Il progetto del Ponte sullo Stretto di Messina procede tra annunci e valutazioni economiche. Ma i dati sul trasporto ferroviario siciliano denunciano un abbandono che fatica a giustificare un’infrastruttura pensata per collegare la rete isolana al resto del Paese. Che senso ha svenarsi per un’opera che lascia le cose come stanno, non prevedendo un investimento che ne permetta la fruizione? E’ come andare a legna senza corda.
Secondo Pendolaria 2024 di Legambiente, la lunghezza complessiva della rete ferroviaria siciliana è di circa 1.450 km. Di questi, 1.267 km (circa l’85%) sono a binario unico. Quasi la metà – 689 km, pari al 46,2% – non è elettrificata.

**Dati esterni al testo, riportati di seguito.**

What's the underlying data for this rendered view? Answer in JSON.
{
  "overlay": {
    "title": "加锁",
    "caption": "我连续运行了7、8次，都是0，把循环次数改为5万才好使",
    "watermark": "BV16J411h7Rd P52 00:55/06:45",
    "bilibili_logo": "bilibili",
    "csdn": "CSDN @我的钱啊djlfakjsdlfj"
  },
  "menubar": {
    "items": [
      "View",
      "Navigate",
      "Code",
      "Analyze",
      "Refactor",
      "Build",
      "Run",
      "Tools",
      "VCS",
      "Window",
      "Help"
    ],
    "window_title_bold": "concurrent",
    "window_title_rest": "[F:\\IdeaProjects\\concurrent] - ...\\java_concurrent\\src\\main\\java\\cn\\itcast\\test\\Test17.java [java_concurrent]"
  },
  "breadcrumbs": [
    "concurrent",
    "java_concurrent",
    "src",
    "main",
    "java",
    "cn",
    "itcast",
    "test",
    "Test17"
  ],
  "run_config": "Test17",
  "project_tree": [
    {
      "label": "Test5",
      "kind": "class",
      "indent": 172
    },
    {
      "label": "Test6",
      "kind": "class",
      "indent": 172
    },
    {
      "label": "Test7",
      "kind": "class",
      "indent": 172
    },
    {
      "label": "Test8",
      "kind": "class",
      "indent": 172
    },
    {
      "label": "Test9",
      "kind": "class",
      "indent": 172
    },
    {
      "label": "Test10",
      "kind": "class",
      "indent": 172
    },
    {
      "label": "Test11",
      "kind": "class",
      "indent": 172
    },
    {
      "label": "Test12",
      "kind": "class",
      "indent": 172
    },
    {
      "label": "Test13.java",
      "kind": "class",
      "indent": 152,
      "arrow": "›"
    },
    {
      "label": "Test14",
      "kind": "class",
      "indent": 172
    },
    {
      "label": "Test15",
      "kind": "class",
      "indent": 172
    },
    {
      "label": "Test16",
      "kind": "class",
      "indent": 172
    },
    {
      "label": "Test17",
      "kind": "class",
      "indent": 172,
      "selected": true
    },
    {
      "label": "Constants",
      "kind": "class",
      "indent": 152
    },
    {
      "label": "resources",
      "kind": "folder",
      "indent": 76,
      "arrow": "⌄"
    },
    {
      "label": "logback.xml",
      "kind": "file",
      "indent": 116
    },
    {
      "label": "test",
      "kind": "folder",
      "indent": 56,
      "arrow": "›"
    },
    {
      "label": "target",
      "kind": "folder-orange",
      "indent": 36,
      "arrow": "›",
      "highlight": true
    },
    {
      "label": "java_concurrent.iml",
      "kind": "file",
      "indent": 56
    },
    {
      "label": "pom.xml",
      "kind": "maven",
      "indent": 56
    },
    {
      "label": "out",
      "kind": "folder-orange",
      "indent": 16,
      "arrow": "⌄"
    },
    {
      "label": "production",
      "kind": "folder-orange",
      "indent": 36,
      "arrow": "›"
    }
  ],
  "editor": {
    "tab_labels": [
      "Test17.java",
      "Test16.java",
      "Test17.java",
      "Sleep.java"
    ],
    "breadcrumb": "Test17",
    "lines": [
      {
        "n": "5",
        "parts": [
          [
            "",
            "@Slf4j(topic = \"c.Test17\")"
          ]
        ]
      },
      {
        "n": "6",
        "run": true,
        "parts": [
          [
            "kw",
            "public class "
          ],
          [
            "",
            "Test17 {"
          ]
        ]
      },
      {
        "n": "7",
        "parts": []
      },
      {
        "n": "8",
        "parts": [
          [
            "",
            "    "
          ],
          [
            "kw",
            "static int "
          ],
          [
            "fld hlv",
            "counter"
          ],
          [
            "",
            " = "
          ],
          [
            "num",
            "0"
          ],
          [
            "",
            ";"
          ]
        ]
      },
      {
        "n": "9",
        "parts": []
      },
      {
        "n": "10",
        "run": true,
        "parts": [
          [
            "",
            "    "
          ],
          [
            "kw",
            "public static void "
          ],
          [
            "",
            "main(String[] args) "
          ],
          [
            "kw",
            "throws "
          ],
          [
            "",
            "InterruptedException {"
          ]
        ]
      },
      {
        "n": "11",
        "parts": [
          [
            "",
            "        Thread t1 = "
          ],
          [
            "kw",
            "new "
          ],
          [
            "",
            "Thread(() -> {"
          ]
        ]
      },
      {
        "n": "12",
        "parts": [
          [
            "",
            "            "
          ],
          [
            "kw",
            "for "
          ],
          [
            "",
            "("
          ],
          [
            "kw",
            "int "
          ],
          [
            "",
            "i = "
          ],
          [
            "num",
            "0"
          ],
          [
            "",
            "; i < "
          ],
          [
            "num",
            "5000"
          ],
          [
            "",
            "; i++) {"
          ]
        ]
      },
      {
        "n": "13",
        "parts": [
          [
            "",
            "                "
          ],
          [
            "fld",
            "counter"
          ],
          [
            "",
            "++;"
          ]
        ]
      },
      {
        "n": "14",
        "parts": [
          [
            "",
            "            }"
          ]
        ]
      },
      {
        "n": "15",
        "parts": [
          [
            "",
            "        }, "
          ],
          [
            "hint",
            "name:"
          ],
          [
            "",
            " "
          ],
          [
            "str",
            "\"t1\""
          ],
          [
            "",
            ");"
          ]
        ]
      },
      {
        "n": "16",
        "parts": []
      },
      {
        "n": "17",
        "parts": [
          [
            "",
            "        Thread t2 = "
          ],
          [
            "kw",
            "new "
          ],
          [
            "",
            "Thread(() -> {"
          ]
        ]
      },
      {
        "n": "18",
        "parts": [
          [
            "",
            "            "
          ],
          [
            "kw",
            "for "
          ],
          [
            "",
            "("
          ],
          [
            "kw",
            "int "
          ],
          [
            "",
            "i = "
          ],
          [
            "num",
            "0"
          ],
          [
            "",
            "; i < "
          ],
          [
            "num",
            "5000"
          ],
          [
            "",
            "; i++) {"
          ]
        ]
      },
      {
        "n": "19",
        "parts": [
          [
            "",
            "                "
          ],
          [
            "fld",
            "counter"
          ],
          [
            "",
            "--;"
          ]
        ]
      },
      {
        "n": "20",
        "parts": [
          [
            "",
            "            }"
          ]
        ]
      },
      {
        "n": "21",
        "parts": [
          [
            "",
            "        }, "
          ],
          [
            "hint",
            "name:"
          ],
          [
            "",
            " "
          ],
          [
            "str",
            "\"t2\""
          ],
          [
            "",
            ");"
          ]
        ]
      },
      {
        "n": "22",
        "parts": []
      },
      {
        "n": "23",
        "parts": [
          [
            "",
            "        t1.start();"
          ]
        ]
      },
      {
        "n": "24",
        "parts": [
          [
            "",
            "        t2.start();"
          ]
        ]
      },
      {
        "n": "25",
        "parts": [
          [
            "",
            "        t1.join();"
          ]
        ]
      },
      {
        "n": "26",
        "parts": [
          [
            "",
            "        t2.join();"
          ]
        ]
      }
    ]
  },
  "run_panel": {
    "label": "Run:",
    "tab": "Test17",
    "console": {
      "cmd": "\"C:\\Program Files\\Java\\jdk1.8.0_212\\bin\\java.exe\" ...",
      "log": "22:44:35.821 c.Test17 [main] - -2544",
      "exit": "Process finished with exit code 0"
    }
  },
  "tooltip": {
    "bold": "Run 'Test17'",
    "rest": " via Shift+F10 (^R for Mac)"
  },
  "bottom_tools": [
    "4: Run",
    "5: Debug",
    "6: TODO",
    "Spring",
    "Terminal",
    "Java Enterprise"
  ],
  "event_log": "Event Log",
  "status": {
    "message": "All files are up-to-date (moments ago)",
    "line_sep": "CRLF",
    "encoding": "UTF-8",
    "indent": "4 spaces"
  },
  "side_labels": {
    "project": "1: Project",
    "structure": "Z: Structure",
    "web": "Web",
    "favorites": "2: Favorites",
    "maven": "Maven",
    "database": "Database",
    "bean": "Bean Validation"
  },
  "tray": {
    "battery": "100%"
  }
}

La velocità media effettiva sulle linee che collegano i capoluoghi di provincia, nelle ore di punta, oscilla fra 26 e 28 km/h (fonte: Osservatorio CPI, Università Cattolica, Alpauno).
L’elettrificazione parziale non coincide con l’ammodernamento: dei circa 792 km elettrificati solo 223 km dispongono di doppio binario (dati Wikipedia su base RFI). Il resto è ancora vincolato a limiti strutturali che condizionano tempi di percorrenza e frequenze.
In questo scenario, il Ponte sullo Stretto rischia di sovrapporsi a un sistema ferroviario che, sull’isola, non garantisce oggi standard minimi di efficienza. Senza investimenti su tracciati, binari e velocità commerciale, il collegamento stabile con la Calabria rischia di restare un’infrastruttura isolata, più simbolica che funzionale al trasporto passeggeri e merci.